Mother would always say that a family that prays together stays together. She would practise this with her co-workers and we continue with the tradition. We have picked up so much of what she said and I hope they have helped make us better human beings.

I would travel with her a lot and the stream of people who came to touch her feet, her sari, amazed me. I could see the love and concern for her in the eyes of the people wherever Mother went.

Her energy level was astounding. She could do so much in one day, we couldn’t cope with her stamina. “How do you carry on like this?” we would ask Mother. “I fill my tank with prayer,” Mother would reply. For her, faith was everything.

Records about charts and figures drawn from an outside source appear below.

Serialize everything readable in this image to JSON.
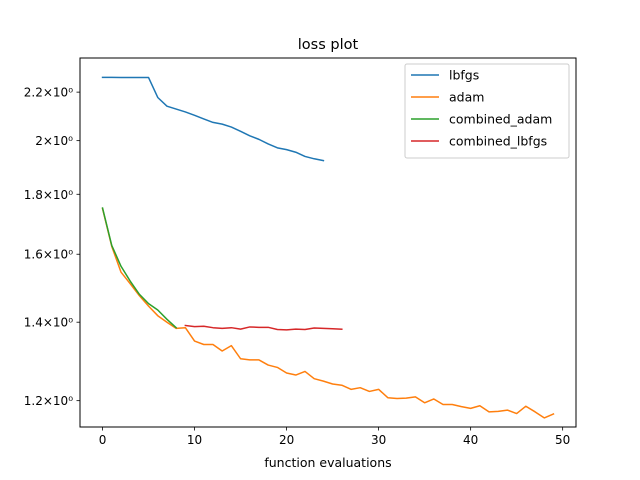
{
  "chart_data": {
    "type": "line",
    "title": "loss plot",
    "xlabel": "function evaluations",
    "ylabel": "",
    "yscale": "log",
    "xlim": [
      -2.45,
      51.45
    ],
    "ylim": [
      1.1395,
      2.3526
    ],
    "grid": false,
    "legend_position": "top-right",
    "x_ticks": [
      0,
      10,
      20,
      30,
      40,
      50
    ],
    "y_ticks": [
      {
        "value": 1.2,
        "label": "1.2×10⁰"
      },
      {
        "value": 1.4,
        "label": "1.4×10⁰"
      },
      {
        "value": 1.6,
        "label": "1.6×10⁰"
      },
      {
        "value": 1.8,
        "label": "1.8×10⁰"
      },
      {
        "value": 2.0,
        "label": "2×10⁰"
      },
      {
        "value": 2.2,
        "label": "2.2×10⁰"
      }
    ],
    "series": [
      {
        "name": "lbfgs",
        "color": "#1f77b4",
        "x": [
          0,
          1,
          2,
          3,
          4,
          5,
          6,
          7,
          8,
          9,
          10,
          11,
          12,
          13,
          14,
          15,
          16,
          17,
          18,
          19,
          20,
          21,
          22,
          23,
          24
        ],
        "y": [
          2.265,
          2.265,
          2.264,
          2.264,
          2.264,
          2.264,
          2.177,
          2.14,
          2.128,
          2.116,
          2.102,
          2.087,
          2.073,
          2.066,
          2.054,
          2.037,
          2.019,
          2.005,
          1.987,
          1.972,
          1.965,
          1.955,
          1.939,
          1.93,
          1.923
        ]
      },
      {
        "name": "adam",
        "color": "#ff7f0e",
        "x": [
          0,
          1,
          2,
          3,
          4,
          5,
          6,
          7,
          8,
          9,
          10,
          11,
          12,
          13,
          14,
          15,
          16,
          17,
          18,
          19,
          20,
          21,
          22,
          23,
          24,
          25,
          26,
          27,
          28,
          29,
          30,
          31,
          32,
          33,
          34,
          35,
          36,
          37,
          38,
          39,
          40,
          41,
          42,
          43,
          44,
          45,
          46,
          47,
          48,
          49
        ],
        "y": [
          1.75,
          1.625,
          1.545,
          1.51,
          1.475,
          1.445,
          1.418,
          1.4,
          1.383,
          1.385,
          1.349,
          1.34,
          1.34,
          1.323,
          1.337,
          1.303,
          1.3,
          1.3,
          1.287,
          1.281,
          1.267,
          1.262,
          1.271,
          1.253,
          1.247,
          1.24,
          1.237,
          1.227,
          1.231,
          1.222,
          1.227,
          1.207,
          1.205,
          1.206,
          1.209,
          1.195,
          1.204,
          1.191,
          1.191,
          1.186,
          1.182,
          1.188,
          1.174,
          1.175,
          1.178,
          1.17,
          1.187,
          1.174,
          1.16,
          1.169
        ]
      },
      {
        "name": "combined_adam",
        "color": "#2ca02c",
        "x": [
          0,
          1,
          2,
          3,
          4,
          5,
          6,
          7,
          8
        ],
        "y": [
          1.752,
          1.628,
          1.563,
          1.518,
          1.479,
          1.452,
          1.434,
          1.408,
          1.385
        ]
      },
      {
        "name": "combined_lbfgs",
        "color": "#d62728",
        "x": [
          9,
          10,
          11,
          12,
          13,
          14,
          15,
          16,
          17,
          18,
          19,
          20,
          21,
          22,
          23,
          24,
          25,
          26
        ],
        "y": [
          1.391,
          1.388,
          1.389,
          1.385,
          1.383,
          1.385,
          1.381,
          1.387,
          1.386,
          1.386,
          1.38,
          1.379,
          1.381,
          1.38,
          1.384,
          1.383,
          1.382,
          1.381
        ]
      }
    ]
  }
}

It’s been 13 years since Mother passed away. But her home, her sisters and the work she started are flourishing. We never feel that Mother is not with us anymore. The sisters work in the same rhythm as when Mother was around, with great tenacity and with a smile. In 1997, when Mother passed away, there were 605 homes of The Missionaries of Charity across the world. Today, there are 740-odd homes.

Mother always considered Calcutta her home. When she was ill she would want to come back, wherever she was.

In 2003, she was beatified by John Paul II and given the title Blessed Teresa of Calcutta. But the people of the city don’t need her to be canonised to be worshipped. The city loved and revered her when she was around. When she would be driven around the city, people waved out to her from buses and trams. Their love was so spontaneous.

Even now, when we thought of special snack boxes for the children during the centenary celebrations, Nahoum’s in New Market immediately gave us a discount.

There are many people in the city who haven’t met Mother. Many have told me that they regret not having gone and met her when she was alive. Calcuttans think of Mother Teresa as a city icon, much like Victoria Memorial or St Paul’s Cathedral.

This year is Mother’s birth centenary and so many people are celebrating the occasion. But I must say that the way people are going about with the programmes would have met with Mother’s approval.

I remember every time we would drive past Victoria Memorial, Mother would tell me, “Why don’t they give me Victoria Memorial? I would house so many people here!”

Later this year, I wish to hold a painting exhibition with M.F. Husain on Mother at Victoria Memorial. Maybe we can grant Mother her wish then, even if it’s just for a few days!